Kasher le papyrus CPJ I 22 de Samarie, qui a également été brièvement discuté ci-dessus. D'une part, Kasher conclut également ici, à partir de la mention de six témoins avec le symbole ethnique Jude sur une concentration considérable de Juifs, certainement à juste titre, et sur a unit organisation to suit, ce qui m.e. C'est très discutable. Par ailleurs, il tient également A. Kasher, The Jews in Hellenistic and Roman Egypt, Tübingen 1985, p. 43/44.

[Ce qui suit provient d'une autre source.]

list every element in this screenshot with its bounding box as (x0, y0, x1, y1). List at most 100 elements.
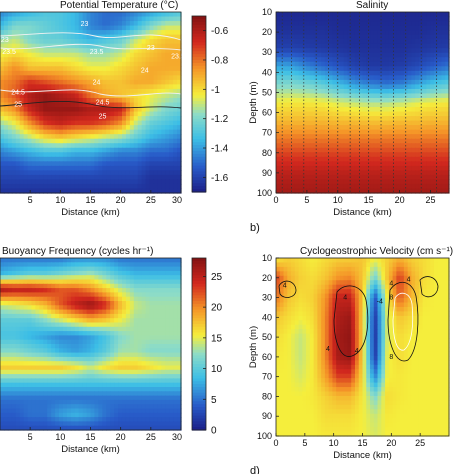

Zitat: siehe S. 44; vgl. auch S. 36/37. Cet aspect, ou la question de savoir s'il existait un polyétuma juif en Égypte, comme l'a supposé Kasher, a été abordé en 2. Chapitre traité. A.a.O. S. 44-48. Siehe S. 44. 9. aspects du village principal de Theodotos pour un Juif, mais il s'ensuit aussi du pseudo-ethnikon Paioner, dans ce cas, que si Theodotos appartient functionellement à une unité paionienne, c'est-à-dire non juive (ici encore la conclusion d'un ethnikon à une unité), il doit avoir été en contact quotidien avec l'unité juive mentionnée si, en bref, il peut en offrir six témoins; Il s'ensuit que les deux unités ont été placées à proximité l'une de l'autre et qu'elles ont été placées sous un commandement supérieur. De ce fait, Kasher considère que la division du Phyleus, à laquelle appartenait Théodotus, est composée d'une unité paonienne et d'une unité juive. Le fait que Théodotus ait vendu un quartier de son père à Kerkesephis laisse entendre à Kasher que Théodotos y a probablement vécu à l'origine, mais qu'il a peut-être déménagé à Samarie en raison d'un transfert. On peut en déduire davantage,

que la sous-unité initiale de Théodotus, la Paionienne, à Kerkesephis

Il a travaillé pour le commandement supérieur de l'unité mère centrée à Samarie et a donc déménagé là-bas. La unité mère, c'est-à-dire le département du Phyleus, aurait également eu son centre à Samarie, ce qui est maintenant très douteux, puisque ce type d'abbé ou peut-être mieux les divisions d'officiers par éponymes n'ont probablement rien à voir avec les unités militaires, mais ont constitué une sorte de désignation de statut civil du clergé; C'est pourquoi l'hypothèse de Kasher selon laquelle la division de Phyleus est composée d'une unité paonienne à Kerkesephis et d'une unité juive à Samarie est absurde.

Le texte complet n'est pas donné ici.